Reason for using softmax activation function only during evaluation

shan18 · November 12, 2019, 10:10am

During training, the output obtained from the last hidden layer was directly used to calculate the CTC loss but during inference, a softmax activation function is applied on the output of the last hidden layer before sending the output to the CTC loss function.

github.com

mozilla/DeepSpeech/blob/4b29b78832036216b53f59b953639bde7cde7dfe/evaluate.py#L63




(batch_x, batch_x_len), batch_y = iterator.get_next()


# One rate per layer
no_dropout = [None] * 6
logits, _ = create_model(batch_x=batch_x,
                         seq_length=batch_x_len,
                         dropout=no_dropout)

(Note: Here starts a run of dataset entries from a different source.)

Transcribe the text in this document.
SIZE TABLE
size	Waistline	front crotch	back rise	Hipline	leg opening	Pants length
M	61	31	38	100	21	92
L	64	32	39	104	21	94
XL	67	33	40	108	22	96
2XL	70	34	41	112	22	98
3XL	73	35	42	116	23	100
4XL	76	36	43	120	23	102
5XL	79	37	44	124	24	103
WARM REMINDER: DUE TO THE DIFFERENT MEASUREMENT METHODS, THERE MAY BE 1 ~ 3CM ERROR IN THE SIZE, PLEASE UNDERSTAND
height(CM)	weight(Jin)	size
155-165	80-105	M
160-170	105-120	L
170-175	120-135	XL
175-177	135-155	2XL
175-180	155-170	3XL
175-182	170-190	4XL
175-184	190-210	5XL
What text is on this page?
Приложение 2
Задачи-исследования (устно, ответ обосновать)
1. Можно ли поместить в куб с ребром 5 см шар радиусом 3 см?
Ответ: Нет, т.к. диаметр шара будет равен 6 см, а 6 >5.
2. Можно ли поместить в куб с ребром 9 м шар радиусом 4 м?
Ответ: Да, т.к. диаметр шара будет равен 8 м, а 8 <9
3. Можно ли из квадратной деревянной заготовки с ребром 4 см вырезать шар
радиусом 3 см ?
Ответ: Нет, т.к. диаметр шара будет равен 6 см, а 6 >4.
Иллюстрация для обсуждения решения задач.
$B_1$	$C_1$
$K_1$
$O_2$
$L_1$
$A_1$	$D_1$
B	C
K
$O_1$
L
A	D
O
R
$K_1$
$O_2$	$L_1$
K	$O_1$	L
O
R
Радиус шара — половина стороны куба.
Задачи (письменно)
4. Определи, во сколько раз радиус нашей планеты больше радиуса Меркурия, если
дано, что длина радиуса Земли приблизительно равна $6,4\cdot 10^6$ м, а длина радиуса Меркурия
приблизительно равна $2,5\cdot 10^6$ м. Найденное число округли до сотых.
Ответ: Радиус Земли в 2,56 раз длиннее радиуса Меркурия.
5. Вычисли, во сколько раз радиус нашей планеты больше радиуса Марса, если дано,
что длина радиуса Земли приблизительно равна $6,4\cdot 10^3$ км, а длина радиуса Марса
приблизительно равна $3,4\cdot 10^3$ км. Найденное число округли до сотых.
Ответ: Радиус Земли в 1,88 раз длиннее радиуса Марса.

# Transpose to batch major and apply softmax for decoder
transposed = tf.nn.softmax(tf.transpose(logits, [1, 0, 2]))


loss = tf.nn.ctc_loss(labels=batch_y,
                      inputs=logits,
                      sequence_length=batch_x_len)


tf.train.get_or_create_global_step()


# Get number of accessible CPU cores for this process
try:
    num_processes = cpu_count()

reuben · November 12, 2019, 10:31am

tf.nn.ctc_loss applies the softmax internally. The decoder expects the input to already have softmax applied to it.

shan18 · November 12, 2019, 11:50am

Ok, got it. Thank you.